From: "Avi Miller" <[email protected]>

>> On 30 Oct 2014, at 6:33 pm, Andrew McGlashan
>> <[email protected]> wrote:
>>
>> Hi Avi,
>>
>> On 30/10/2014 12:33 PM, Avi Miller wrote:
>>> FYI, while it's not the default filesystem, you can do the same on
>>> Oracle Linux 6 and 7 when using btrfs as the root filesystem and
>>> installing yum-plugin-fs-snapshot. btrfs is available in the default
>>> Oracle Linux 7 installer as a filesystem option and if you want to
>>> install OL6 with a btrfs root, use the UEK-based boot ISO and a network
>>> install source.
>>
>> I believe the point was that it was "stable" subject to some serious
>> omissions for things you would like to do .... particularly with
>> "receive" being "totally disallowed" ...
>
> Yeah, not sure why SUSE chose to disallow those features. Most of those
> (with the exception of the truly in-development stuff like RAID5/6) are
> allowed and supported on Oracle Linux. We believe btrfs to be stable even
> with those features active.

The article also mentions some speed issues especially in relation to
databases.

I would be interested to know what Oracle says to databases on ZFS on
Solaris - and Btrfs on Linux systems (the later not supported by Oracle
yet, I believe, the first I am not sure about)

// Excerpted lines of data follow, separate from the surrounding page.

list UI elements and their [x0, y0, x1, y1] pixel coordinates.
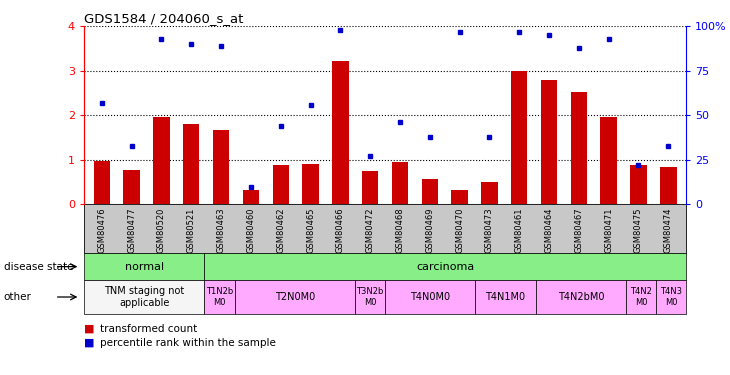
Text: disease state: disease state: [4, 262, 73, 272]
Bar: [630, 165, 647, 204]
Bar: [511, 71, 528, 204]
Text: T1N2b
M0: T1N2b M0: [206, 287, 233, 307]
Bar: [541, 80, 557, 204]
Bar: [213, 130, 229, 204]
Bar: [153, 117, 169, 204]
Bar: [362, 171, 378, 204]
Bar: [481, 182, 498, 204]
Text: GDS1584 / 204060_s_at: GDS1584 / 204060_s_at: [84, 12, 243, 25]
Text: carcinoma: carcinoma: [416, 262, 474, 272]
Bar: [302, 164, 319, 204]
Text: TNM staging not
applicable: TNM staging not applicable: [104, 286, 184, 308]
Bar: [242, 190, 259, 204]
Bar: [601, 117, 617, 204]
Text: normal: normal: [125, 262, 164, 272]
Text: T4N1M0: T4N1M0: [485, 292, 526, 302]
Text: T4N0M0: T4N0M0: [410, 292, 450, 302]
Text: T2N0M0: T2N0M0: [274, 292, 315, 302]
Bar: [451, 190, 468, 204]
Text: ■: ■: [84, 324, 94, 334]
Text: other: other: [4, 292, 31, 302]
Bar: [332, 61, 348, 204]
Text: transformed count: transformed count: [100, 324, 197, 334]
Bar: [422, 178, 438, 204]
Bar: [123, 170, 140, 204]
Bar: [272, 165, 289, 204]
Text: T4N3
M0: T4N3 M0: [660, 287, 682, 307]
Bar: [571, 92, 587, 204]
Bar: [392, 162, 408, 204]
Text: T4N2
M0: T4N2 M0: [630, 287, 652, 307]
Bar: [660, 166, 677, 204]
Text: T4N2bM0: T4N2bM0: [558, 292, 604, 302]
Text: T3N2b
M0: T3N2b M0: [356, 287, 384, 307]
Text: ■: ■: [84, 338, 94, 348]
Bar: [93, 161, 110, 204]
Text: percentile rank within the sample: percentile rank within the sample: [100, 338, 276, 348]
Bar: [183, 124, 199, 204]
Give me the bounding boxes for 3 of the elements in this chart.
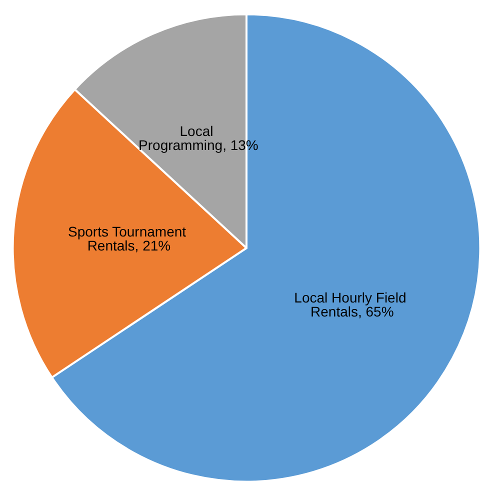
slice-label: Local Hourly Field Rentals, 65% — [294, 290, 410, 320]
slice-label: Sports Tournament Rentals, 21% — [68, 224, 186, 254]
slice-label: Local Programming, 13% — [138, 123, 258, 154]
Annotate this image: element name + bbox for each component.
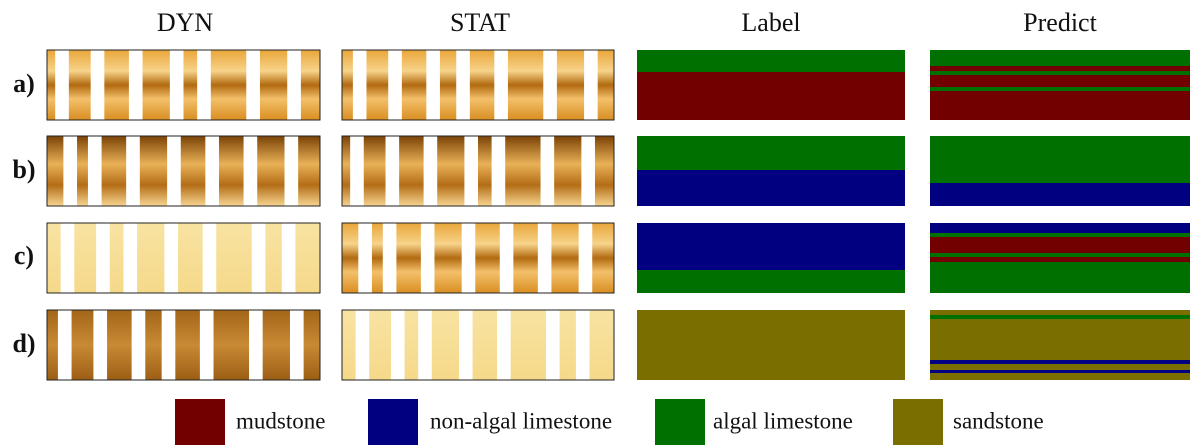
image-gap [424, 136, 438, 206]
legend-swatch [893, 399, 943, 445]
image-gap [494, 50, 508, 120]
column-header: STAT [450, 8, 510, 37]
image-gap [353, 50, 367, 120]
image-gap [459, 310, 473, 380]
image-gap [290, 310, 304, 380]
image-gap [61, 223, 75, 293]
band [930, 87, 1190, 91]
image-gap [543, 50, 557, 120]
column-header: Label [741, 8, 800, 37]
image-gap [421, 223, 435, 293]
image-gap [197, 50, 211, 120]
image-gap [123, 223, 137, 293]
image-gap [164, 223, 178, 293]
predict-panels [930, 50, 1190, 380]
band [930, 360, 1190, 364]
image-gap [285, 136, 299, 206]
image-gap [126, 136, 140, 206]
legend-label: non-algal limestone [430, 408, 612, 433]
image-gap [383, 223, 397, 293]
image-gap [132, 310, 146, 380]
band [637, 170, 905, 206]
label-panels [637, 50, 905, 380]
column-header: DYN [157, 8, 214, 37]
image-gap [356, 310, 370, 380]
image-gap [200, 310, 214, 380]
image-gap [426, 50, 440, 120]
image-gap [576, 310, 590, 380]
figure: DYN STAT Label Predict a) b) c) d) [0, 0, 1192, 447]
image-gap [579, 223, 593, 293]
band [637, 136, 905, 170]
image-gap [358, 223, 372, 293]
image-gap [96, 223, 110, 293]
band [930, 237, 1190, 253]
legend-swatch [655, 399, 705, 445]
band [637, 50, 905, 72]
band [637, 72, 905, 120]
image-gap [93, 310, 107, 380]
band [930, 315, 1190, 319]
image-gap [287, 50, 301, 120]
row-label: b) [12, 155, 35, 184]
legend-swatch [175, 399, 225, 445]
image-gap [88, 136, 102, 206]
image-gap [462, 223, 476, 293]
band [637, 270, 905, 293]
image-gap [500, 223, 514, 293]
image-gap [249, 310, 263, 380]
borehole-image [47, 223, 320, 293]
image-gap [391, 310, 405, 380]
image-gap [203, 223, 217, 293]
image-gap [418, 310, 432, 380]
image-gap [464, 136, 478, 206]
image-gap [541, 136, 555, 206]
band [637, 310, 905, 380]
band [930, 71, 1190, 75]
image-gap [584, 50, 598, 120]
image-gap [58, 310, 72, 380]
row-label: d) [12, 329, 35, 358]
legend: mudstone non-algal limestone algal limes… [175, 399, 1044, 445]
image-gap [386, 136, 400, 206]
image-gap [205, 136, 219, 206]
image-gap [167, 136, 181, 206]
legend-label: algal limestone [713, 408, 853, 433]
image-gap [497, 310, 511, 380]
borehole-image [47, 310, 320, 380]
image-gap [55, 50, 69, 120]
image-gap [170, 50, 184, 120]
row-label: c) [14, 241, 34, 270]
image-gap [581, 136, 595, 206]
row-label: a) [13, 69, 35, 98]
image-gap [63, 136, 77, 206]
image-gap [246, 50, 260, 120]
band [930, 50, 1190, 66]
borehole-image [342, 50, 614, 120]
image-gap [91, 50, 105, 120]
band [930, 310, 1190, 380]
image-gap [129, 50, 143, 120]
image-gap [244, 136, 258, 206]
image-gap [546, 310, 560, 380]
band [930, 183, 1190, 206]
band [637, 223, 905, 270]
image-gap [350, 136, 364, 206]
image-gap [492, 136, 506, 206]
legend-label: mudstone [236, 408, 325, 433]
borehole-image [342, 310, 614, 380]
column-header: Predict [1023, 8, 1097, 37]
image-gap [252, 223, 266, 293]
image-gap [282, 223, 296, 293]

I am using ZFS, and compare Btrfs to it (e.g. to use similar technologies
on Linux machines). At the moment I stick with FreeBSD where I can (and
can choose) because overall it makes some work easier for me while doing
the same job in many cases.

BTW: Oracle VM (A Xen based virtualization host) surprised me recently.

The standard installation configured plain ext(ext3, I think but not sure)
filesystems on a standalone server and later warned me about using it as
the storage space for the VM disks (unfortunately I forgot exactly what it
was, it was about "missing features" on it - and it was not the obvious
about local storage which is not shared).

(I have replaced it by something more bizarre so I cannot confirm details
anymore, sorry)

Sometimes I just write to share information;-) It was not meant to be a
particular endorsement or the opposite.

My gut feeling: Use Btrfs for "bread and butter" work and not if you need
101% reliability. With backups and mirrors and failovers (which may be in
place anyway) you may be fine.

It would work in my work environment, I reckon.

I just do not get my head around why a subvolumes is called subvolume if
it is (according to the FAQ) comparable to a file system - you just can
have many of them in a pool.

So please call it a "filesystem". It is not a volume at all. The pool is!

But that may be too late to change. It is just a bit like calling a tube a
wheel - but only on my bicycle. My wheel got a puncture. Can you replace
it?

So for "my bicycle" you have to relearn terminology - or I get a new wheel
instead a new tube because you "misunderstood".